O uso de celulares é uma realidade presente na vida de muitos, trazendo tanto benefícios quanto desafios. A dependência desses dispositivos pode afetar negativamente a rotina de crianças, adolescentes e adultos, levando a problemas de atenção e produtividade. Para ajudar a minimizar essa dependência e tornar a hiperconectividade algo mais equilibrado, a professora Sarah Batista Santos, da Fundação Darcy Vergas, sugere a adoção de cinco estratégias.
Uma das principais recomendações é a criação de momentos fixos sem telas. Estabelecer uma rotina com horários definidos proporciona o fortalecimento dos vínculos familiares e ajuda a reduzir o uso excessivo e automático dos dispositivos. Além disso, é fundamental que os pais criem regras em conjunto com os filhos, definindo horários e limites para o tempo de tela, assim como os tipos de conteúdo que podem ser acessados. Para os adolescentes, a participação nas decisões é essencial para que eles desenvolvam uma maior responsabilidade sobre seus hábitos digitais.
Outra sugestão é incentivar a prática de atividades e hobbies fora do ambiente tecnológico. Envolver-se em atividades físicas e sociais pode ser um grande estímulo para que o celular seja visto apenas como uma ferramenta e não como uma obsessão. Conversar sobre o que é consumido nas redes sociais também é uma maneira eficaz de direcionar o uso das telas. Questionar exageros e possíveis desinformações ajuda a desenvolver o pensamento crítico e a autonomia digital dos jovens.
Por fim, ser um exemplo sobre o uso da tecnologia é crucial. Para que crianças e adolescentes possam reduzir a utilização do celular, os adultos precisam agir como modelos a serem seguidos. Conversas sobre o consumo excessivo de telas podem auxiliar na construção de um ambiente familiar mais saudável em relação à tecnologia.

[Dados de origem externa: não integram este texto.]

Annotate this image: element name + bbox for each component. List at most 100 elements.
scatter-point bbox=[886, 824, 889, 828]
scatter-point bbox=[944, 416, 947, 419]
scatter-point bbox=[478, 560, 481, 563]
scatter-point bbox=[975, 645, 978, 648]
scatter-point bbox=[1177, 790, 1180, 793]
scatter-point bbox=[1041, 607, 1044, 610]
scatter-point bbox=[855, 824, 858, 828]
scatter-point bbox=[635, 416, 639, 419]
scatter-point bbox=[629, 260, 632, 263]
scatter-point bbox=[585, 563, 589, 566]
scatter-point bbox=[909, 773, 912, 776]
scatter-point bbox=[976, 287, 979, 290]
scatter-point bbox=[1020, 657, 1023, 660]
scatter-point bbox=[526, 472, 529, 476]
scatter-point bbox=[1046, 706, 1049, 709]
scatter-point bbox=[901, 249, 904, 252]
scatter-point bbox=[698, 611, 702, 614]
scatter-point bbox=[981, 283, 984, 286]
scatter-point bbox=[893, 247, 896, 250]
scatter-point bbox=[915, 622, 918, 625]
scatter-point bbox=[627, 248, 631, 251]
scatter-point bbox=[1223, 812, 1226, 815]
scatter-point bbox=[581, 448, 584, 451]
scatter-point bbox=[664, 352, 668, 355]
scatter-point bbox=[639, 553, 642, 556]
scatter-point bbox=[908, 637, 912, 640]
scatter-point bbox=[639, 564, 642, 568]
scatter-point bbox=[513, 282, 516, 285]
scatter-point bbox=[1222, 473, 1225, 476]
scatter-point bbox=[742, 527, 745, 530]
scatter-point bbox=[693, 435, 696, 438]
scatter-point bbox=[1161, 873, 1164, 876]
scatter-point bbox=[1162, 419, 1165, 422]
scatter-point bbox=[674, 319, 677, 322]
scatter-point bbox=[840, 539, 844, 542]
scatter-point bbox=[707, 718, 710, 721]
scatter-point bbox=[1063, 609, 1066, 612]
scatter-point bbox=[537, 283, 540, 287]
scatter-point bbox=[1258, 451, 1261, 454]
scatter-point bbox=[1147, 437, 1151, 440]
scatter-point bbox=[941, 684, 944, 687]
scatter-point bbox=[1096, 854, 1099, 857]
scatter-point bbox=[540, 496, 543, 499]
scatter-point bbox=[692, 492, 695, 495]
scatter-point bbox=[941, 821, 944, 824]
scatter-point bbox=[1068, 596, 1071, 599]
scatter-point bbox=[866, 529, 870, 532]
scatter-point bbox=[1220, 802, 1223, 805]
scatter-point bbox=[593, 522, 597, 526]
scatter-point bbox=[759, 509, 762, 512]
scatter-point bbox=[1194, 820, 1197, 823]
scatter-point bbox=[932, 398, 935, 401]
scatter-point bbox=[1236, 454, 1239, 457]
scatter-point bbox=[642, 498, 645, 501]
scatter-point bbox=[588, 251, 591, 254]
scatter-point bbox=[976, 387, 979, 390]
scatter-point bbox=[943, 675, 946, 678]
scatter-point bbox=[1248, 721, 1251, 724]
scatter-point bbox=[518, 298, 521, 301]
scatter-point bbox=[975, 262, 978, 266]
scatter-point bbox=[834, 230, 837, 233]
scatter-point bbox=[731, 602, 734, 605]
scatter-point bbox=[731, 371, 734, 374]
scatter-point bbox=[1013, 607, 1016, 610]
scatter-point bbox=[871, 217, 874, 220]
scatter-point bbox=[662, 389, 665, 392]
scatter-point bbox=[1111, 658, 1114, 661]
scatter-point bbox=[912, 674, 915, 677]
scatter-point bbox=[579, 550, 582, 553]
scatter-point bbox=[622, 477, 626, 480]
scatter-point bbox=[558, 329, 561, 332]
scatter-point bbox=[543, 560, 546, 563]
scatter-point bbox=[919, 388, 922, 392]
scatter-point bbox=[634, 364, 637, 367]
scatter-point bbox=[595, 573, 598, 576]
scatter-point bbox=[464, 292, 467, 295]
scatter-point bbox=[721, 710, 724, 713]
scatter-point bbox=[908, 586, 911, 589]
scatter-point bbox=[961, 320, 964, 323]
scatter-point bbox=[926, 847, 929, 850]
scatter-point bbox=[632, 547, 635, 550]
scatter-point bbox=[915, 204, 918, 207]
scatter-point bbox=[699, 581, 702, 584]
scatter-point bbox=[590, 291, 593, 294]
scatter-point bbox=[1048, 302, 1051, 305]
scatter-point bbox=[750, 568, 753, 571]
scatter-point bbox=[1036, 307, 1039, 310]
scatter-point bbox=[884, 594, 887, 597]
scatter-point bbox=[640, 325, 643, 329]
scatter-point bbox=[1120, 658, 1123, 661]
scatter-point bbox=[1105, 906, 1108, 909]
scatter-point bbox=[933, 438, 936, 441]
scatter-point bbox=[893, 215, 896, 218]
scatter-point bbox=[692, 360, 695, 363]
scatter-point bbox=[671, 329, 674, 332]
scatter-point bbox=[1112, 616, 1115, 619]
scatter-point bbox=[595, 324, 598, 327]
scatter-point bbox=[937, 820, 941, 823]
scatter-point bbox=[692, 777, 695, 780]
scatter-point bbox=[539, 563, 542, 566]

O uso excessivo de celulares pode acarretar problemas significativos para jovens, especialmente no que diz respeito ao desenvolvimento do pensamento crítico. Sarah destaca que, embora a tecnologia tenha trazido benefícios, como o acesso à informação e a organização das atividades, o consumo excessivo de conteúdos prontos pode limitar a criatividade e dificultar o exercício do pensamento crítico. Portanto, é vital ensinar não apenas o uso das ferramentas digitais, mas também a reflexão sobre o que se consome.
A participação ativa da família é fundamental para guiar e monitorar o uso da tecnologia no dia a dia. Estabelecer um diálogo aberto e limites equilibrados é mais eficaz do que simplesmente controlar o acesso. Essa abordagem ajuda crianças e adolescentes a desenvolverem responsabilidade e bom senso no ambiente digital.